You, Me and Dupree (2006)
You, Me and Dupree is one of the silliest in Hudson’s oeuvre so far. Her character Molly has recently married Carl (Matt Dillon). When his friend Randolph Dupree (Owen Wilson)’s life takes a turn for the worse, he moves in with the newlyweds. Antics ensue as Dupree is messy and clumsy — albeit well-intentioned. It fared poorly with critics but performed well at the box office and is a nonetheless enjoyable film.
Wish I Was Here (2014)
Wish I Was Here is often known as Zach Braff’s crowd-funded movie. In the film, Braff plays a struggling actor who must homeschool his children (Joey King and Pierce Gagnon). His own father (Mandy Patinkin) was paying for them to an Orthodox Jewish school until he had to relocate his funds to his own cancer treatment. Hudson plays Braff’s wife. The family must learn to make do in the saccharine but uplifting film.
Deepwater Horizon (2016)
Peter Berg’s Deepwater Horizon biopic is another in what appears to be a new era for Hudson. The film shows in gritty detail the events which led to the BP oil spill of 2010. Hudson plays Felicia Williams, wife of Mike (Mark Wahlberg), one of the chief technicians working on the titular oil drill. It is a sturdy film as Berg is a talented director. The film is also the first time Hudson has performed in with her father Kurt Russell.
Bride Wars (2009)
In Bride Wars two longtime friends (Hudson and Anne Hathaway) fight over the date of their respective weddings. The resulting conflict entails a series of escalating pranks at the expense of one another. While it was critically panned, it is a fun and broad female-driven comedy.
The Skeleton Key (2005)
The Skeleton Key is a horror movie, a genre not often explored by Hudson but one she nonetheless succeeds in. As Caroline Ellis, a hospice nurse in New Orleans, she shifts careers slightly to work for an elderly couple Benjamin and Violet Devereaux (John Hurt and Gena Rowlands) living in a plantation home. Benjamin has recently had a stroke and Violet requires help taking care of him. The longer Caroline stays in their manor, however, the more she begins to question the people for whom she works. It is a genuinely tense film to experience.
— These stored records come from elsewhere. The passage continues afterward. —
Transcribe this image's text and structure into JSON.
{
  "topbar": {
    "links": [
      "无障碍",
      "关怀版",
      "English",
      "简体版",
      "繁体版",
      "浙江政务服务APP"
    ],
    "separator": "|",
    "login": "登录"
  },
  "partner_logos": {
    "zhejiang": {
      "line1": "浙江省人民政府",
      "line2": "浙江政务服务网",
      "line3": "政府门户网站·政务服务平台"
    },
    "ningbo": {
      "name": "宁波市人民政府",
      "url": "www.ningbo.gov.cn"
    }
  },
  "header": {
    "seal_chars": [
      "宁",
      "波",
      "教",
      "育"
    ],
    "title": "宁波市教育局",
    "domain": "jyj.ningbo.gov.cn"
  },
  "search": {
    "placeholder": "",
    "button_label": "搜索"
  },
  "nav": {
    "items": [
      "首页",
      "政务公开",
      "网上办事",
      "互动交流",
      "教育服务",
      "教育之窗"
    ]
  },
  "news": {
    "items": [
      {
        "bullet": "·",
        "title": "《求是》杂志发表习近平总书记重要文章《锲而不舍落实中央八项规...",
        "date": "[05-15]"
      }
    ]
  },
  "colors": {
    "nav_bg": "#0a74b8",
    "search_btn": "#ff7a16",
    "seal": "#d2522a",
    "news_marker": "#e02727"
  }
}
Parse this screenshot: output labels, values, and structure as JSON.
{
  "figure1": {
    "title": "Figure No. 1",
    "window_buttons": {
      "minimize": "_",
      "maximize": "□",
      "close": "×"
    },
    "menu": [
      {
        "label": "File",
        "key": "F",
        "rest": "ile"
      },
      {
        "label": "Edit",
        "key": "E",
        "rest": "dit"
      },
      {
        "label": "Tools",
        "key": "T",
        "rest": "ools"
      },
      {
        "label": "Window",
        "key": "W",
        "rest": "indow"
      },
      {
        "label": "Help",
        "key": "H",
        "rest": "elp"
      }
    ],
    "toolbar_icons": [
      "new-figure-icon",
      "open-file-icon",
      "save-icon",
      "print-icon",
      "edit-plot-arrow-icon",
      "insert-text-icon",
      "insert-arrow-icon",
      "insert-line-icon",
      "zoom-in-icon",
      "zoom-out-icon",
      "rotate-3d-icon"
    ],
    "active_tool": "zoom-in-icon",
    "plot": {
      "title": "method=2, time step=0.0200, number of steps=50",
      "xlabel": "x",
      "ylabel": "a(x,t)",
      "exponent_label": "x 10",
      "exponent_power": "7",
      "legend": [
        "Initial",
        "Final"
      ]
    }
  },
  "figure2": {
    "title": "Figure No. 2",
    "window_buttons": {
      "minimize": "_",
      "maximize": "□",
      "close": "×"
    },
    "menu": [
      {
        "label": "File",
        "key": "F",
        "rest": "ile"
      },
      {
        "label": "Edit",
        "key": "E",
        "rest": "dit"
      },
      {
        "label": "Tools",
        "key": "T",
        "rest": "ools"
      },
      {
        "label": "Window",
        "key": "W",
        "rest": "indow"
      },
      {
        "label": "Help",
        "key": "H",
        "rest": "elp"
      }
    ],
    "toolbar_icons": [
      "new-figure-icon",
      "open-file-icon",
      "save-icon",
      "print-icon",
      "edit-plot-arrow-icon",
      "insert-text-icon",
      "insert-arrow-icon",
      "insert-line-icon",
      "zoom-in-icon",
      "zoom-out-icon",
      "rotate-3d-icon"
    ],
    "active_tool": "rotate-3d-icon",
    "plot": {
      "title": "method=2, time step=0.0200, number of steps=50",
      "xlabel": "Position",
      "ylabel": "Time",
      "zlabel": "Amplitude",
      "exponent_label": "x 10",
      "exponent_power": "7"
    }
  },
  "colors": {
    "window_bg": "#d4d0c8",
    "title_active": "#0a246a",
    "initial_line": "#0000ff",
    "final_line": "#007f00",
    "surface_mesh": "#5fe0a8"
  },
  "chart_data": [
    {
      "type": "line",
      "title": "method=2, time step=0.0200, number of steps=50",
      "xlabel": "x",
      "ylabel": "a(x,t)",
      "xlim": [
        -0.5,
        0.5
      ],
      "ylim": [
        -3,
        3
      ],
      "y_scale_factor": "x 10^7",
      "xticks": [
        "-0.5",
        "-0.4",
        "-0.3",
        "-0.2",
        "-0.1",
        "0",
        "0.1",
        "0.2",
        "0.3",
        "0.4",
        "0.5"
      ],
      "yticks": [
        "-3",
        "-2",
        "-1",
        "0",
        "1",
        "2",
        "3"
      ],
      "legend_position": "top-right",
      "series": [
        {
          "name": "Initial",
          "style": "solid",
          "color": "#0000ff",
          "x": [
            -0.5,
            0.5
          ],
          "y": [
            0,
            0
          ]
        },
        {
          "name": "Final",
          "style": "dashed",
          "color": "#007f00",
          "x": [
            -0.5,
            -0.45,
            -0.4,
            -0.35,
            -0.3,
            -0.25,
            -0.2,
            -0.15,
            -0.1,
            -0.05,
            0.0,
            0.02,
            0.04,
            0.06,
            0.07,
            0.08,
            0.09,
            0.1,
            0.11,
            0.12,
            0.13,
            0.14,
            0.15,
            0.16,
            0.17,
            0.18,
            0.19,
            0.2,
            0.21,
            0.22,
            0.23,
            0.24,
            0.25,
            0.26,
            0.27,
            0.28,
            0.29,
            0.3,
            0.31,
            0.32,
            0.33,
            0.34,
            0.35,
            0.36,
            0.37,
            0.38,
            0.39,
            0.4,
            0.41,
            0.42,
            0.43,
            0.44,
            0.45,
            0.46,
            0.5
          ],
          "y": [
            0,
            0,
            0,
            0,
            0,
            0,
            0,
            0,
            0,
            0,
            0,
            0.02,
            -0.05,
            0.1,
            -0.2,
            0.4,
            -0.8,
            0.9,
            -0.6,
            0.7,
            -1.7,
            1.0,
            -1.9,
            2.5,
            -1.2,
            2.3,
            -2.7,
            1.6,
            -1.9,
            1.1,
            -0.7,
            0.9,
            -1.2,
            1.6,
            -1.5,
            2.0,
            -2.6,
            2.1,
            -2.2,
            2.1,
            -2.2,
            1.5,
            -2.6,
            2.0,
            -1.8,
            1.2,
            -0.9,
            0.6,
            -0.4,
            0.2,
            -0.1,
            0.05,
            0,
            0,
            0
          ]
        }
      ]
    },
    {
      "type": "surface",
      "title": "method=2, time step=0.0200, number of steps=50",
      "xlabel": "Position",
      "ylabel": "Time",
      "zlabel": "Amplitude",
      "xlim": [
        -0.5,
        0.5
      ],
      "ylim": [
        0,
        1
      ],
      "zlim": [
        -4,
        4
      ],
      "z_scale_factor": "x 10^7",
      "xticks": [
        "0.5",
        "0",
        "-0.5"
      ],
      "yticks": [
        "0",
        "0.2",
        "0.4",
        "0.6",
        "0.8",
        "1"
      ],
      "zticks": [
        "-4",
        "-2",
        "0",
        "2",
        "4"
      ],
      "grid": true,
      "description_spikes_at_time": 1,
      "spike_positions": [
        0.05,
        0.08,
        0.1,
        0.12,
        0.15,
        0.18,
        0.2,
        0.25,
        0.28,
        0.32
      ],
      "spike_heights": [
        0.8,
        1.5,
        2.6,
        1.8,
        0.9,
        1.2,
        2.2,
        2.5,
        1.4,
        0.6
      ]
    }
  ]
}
The live-action film Nine—not to be confused with the animated film 9 released in the same year — is a sort of reimagining of Federico Fellini’s 1963 film 8½ based on a musical also called Nine. In the film, Fellini’s analog Guido Contini (Daniel Day-Lewis) struggles to make sense of the many women in his life, past and present. Among them are his mother (Sophia Loren), his wife (Marion Cotillard), his mistress (Penelope Cruz), his lead actress (Nicole Kidman) and a journalist from Vogue magazine (Hudson). The film was nominated for a number of Academy Awards — namely Best Costume Design.